りみっとおーばーにゃん×2しんくろ!(いぬねこだぶるゆ)
――時刻は遅めの昼食を終えた休日の午後二時過ぎ。姿の見えない弟犬と黒猫を探して来てみれば、案の定彼らは陽だまりの中にいた。
麗らかな午後の陽気は眠気を誘う。窓からの陽射しがつくる日向は暖かく、吹き込む風はやわらかい。昼寝をするには絶好の環境だろう。床には都合良く――もとい板張りの硬い床に直で寝転がる黒猫の姿が絶えないので用意したものだが――絨毯が敷かれていて、探していた二匹はその上で無防備に寝転がっていた。仰向けに転がる双子の弟犬は服の裾が捲れて臍が出ているし、その横にぴたりとくっついてすぴすぴと鼻を鳴らしている一回り小さい黒猫の姿は何ともまあ長閑な光景だ。仲が良いのはいいことだが……やれやれと両手に抱えていた毛布をかけてやる。どんな夢を見ているのやら、むにゃむにゃと口を動かす弟はかなり間抜けな顔を晒していた。踏んでやろうか。己によく似た青い尻尾を見て俄にそんなことを思いついたのも、こちらを差し置いて二匹で仲良く午睡に浸っているからであって。
食欲も満たされ一段落ついたこの時間帯に眠くなるのはよくわかる。善くも悪くも本能に正直なのは構わないのだが、こちらはそれを我慢して昼食の後片付けやら何やらを漸く済ませたというのに、こうも悠々と惰眠を貪られてはあまり良い気はしない。すやすやと寝息を立てる二匹にこちらは溜息を零して、窓の外へと視線を投げた。晴れ渡る空は雲ひとつ見当たらない。洗った食器は籠の中にて水切り中、干しっぱなしの洗濯物は……この天気ならもう暫くそのままでも構わないだろう。
毛布と一緒に持って来ていたクッションを黒猫の隣に放り投げ、立ち襟のファスナーを下ろして寛げる。穏やかな気候につられて漏れ出る欠伸も今は堪えず野放しにしてやった。絨毯に投げ出された黒い尻尾を潰してしまわないようそっと除け、そのままごろりと横になる。もふん、とやわらかいクッションが衝撃を受け止め音を立てた。
横を向けば反対側にいる弟に寄り添うように眠る黒猫が目に入る。そろそろとその背中に近付くが、ぺたりと寝たままの猫耳には微塵の警戒も見られない。
「……遊星」
「っ、ん……」
耳元で囁くと、びくっと黒猫の身体が小さく跳ねた。吐息を吹きかけるようにすれば黒に稲妻を走らせる耳がぴくぴくと反応を見せる。安眠を妨害されて嫌なのか眉根を寄せるのがひどくいじらしい。調子に乗って舌を這わせると微かな声で呻いて、つやつやとした毛並みの尻尾が咎めるようにしてぱたりと揺れる。不機嫌そうにするがしかし起きてはいないようだ。向こう側にいる弟も相変わらずぐーすかと暢気な寝息を立てているのをいいことに、黒猫の細い身体を抱き締めようとした――のだがしかし黒猫は逃げるように弟の方へ身を寄せてしまい。その上逃げられた事実に呆然とするこちらを嘲笑うかのように、彼の表情は安心を表して元の穏やかな寝顔へと変わったのだ。

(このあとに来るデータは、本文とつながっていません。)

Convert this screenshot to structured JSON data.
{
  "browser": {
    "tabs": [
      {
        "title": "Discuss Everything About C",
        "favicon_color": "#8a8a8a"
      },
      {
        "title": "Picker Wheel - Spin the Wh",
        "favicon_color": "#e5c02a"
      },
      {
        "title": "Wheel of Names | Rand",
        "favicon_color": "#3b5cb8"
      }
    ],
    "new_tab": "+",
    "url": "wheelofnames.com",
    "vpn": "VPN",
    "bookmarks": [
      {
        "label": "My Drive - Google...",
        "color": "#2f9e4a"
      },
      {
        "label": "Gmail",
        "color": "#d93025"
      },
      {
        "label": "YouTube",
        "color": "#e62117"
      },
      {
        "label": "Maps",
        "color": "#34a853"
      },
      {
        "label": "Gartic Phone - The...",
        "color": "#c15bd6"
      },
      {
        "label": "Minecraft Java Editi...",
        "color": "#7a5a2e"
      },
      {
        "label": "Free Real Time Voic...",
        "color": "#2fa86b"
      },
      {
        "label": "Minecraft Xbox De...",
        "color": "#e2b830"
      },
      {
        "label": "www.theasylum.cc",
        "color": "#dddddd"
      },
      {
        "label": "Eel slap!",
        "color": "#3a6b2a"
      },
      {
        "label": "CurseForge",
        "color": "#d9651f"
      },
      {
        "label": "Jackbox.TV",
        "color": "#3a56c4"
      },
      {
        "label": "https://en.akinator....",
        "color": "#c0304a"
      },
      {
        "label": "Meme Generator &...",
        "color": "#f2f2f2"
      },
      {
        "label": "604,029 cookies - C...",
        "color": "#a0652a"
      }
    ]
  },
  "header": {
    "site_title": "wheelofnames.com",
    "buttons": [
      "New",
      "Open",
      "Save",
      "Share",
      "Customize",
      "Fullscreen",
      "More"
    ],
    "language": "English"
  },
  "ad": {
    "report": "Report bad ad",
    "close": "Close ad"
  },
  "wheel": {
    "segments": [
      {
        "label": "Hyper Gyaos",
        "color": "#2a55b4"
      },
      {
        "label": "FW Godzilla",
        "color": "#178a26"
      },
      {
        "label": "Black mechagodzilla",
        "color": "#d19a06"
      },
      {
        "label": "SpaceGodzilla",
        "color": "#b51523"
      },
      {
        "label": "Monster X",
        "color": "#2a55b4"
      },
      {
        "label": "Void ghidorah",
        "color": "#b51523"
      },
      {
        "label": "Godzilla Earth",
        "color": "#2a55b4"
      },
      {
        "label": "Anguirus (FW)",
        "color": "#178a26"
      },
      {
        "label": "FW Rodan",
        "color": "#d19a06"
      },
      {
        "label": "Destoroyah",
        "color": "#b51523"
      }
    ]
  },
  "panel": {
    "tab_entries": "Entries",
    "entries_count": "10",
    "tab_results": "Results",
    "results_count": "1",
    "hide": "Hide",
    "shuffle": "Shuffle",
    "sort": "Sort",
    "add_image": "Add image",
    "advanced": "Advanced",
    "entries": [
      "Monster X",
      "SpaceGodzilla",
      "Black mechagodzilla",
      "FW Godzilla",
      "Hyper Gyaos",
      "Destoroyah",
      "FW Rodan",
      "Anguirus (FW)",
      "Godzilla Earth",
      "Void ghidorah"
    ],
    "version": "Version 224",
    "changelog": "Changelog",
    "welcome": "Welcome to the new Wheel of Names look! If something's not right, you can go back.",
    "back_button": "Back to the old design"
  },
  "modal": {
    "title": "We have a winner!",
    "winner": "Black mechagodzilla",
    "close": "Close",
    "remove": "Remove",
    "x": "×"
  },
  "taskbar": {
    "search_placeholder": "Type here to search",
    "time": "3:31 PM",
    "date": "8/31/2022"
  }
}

がん、と頭をジャンクで殴られるような衝撃に目眩が起きる――何故だ、何故弟の方ばかり。負けた気がして悔しいと思ってしまうなど大人げないにも程がある気はしたが事これに関しては別問題だった。独り占めなど断じて許さない。愚弟にばかり良い思いをさせてなるものか!
沸き起こる衝動のままに逃げた黒猫を引き剥がし抱き寄せようとして、ふと感じたのは突き刺さるような視線。何事かと顔を上げると、黒猫を挟んだ先で寝ていた筈の弟犬が、警戒を露にその身を起こしていて。
「何してるの兄さん……」
うわあ、と。そう言わんばかりの表情を浮かべる己とそっくりな顔と、目が合った。